Due to the long viability of logs as a mushroom substrate (2-5 years) economic data could not be calculated for this project.

OUTREACH

Information from this study has been shared through a wide variety of venues reaching over 500 people and counting. Preliminary results were presented at the MOSES Organic Farming Conference in La Crosse, WI reaching approximately 300 attendees. Furthermore, the viability of Red Maple as a substrate has been discussed with participants at inoculation events and workshops held thus far and in the future at FFP and MDF reaching over 150 individuals.
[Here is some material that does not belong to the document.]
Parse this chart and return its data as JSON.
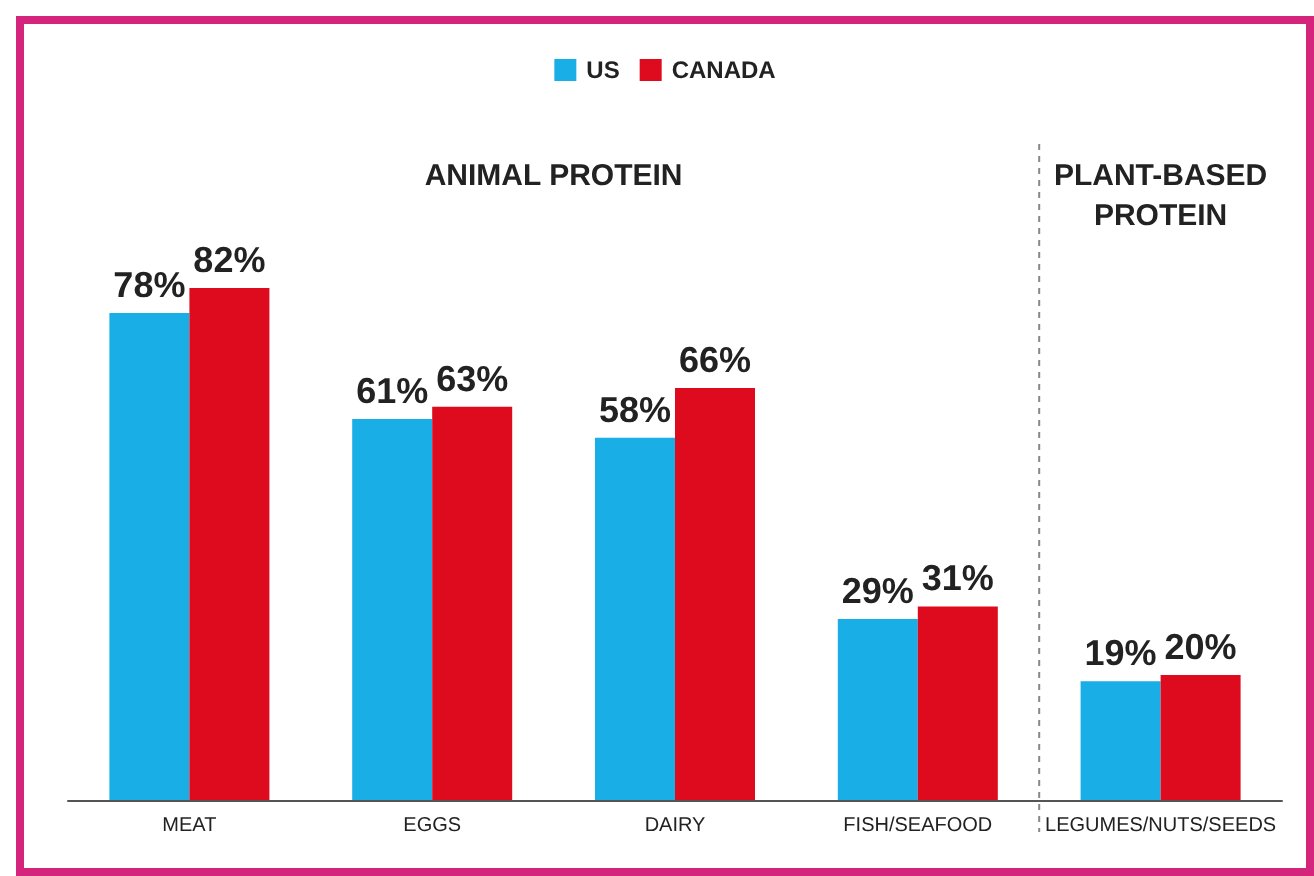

Because of the nature of this continuing research, we are waiting on producing the final and complete copy of the brochure until the additional supplemental data can be collected and analyzed on log longevity and the economic costs associated with using Red Maple versus hardwoods. Once printed, the brochure will be distributed at trade shows and conferences in 2018 and beyond by SHIIGAW and FFP. This final report and future supplemental research will be posted on the SHIIGAW, WWOA, and FFP website, including a featured blog, “The viability of Red Maple for shiitake production”. FFP along with SHIIGAW members, provide information and guidance to mushroom growers and form an extensive, far reaching network of communication over which the results of this study have been shared since late 2015. Those reached, including Cornell’s Small Farms Program, Missouri Agroforestry Center, and Northeast Forest Mushroom Growers Network, have been very receptive to the possibility of using Red Maple for shiitake production.

PROGRAM EVALUATION

We found the project to be a very positive experience and feel that the program gave us an excellent opportunity to collect valuable information and data. Having multiple farmers involved was a great way to increase the potential outcomes of the study and showed us some flaws in our research variables that we hope to address by continuing the research in the coming year. We expect to file a follow up to our grant report with this data in 2019.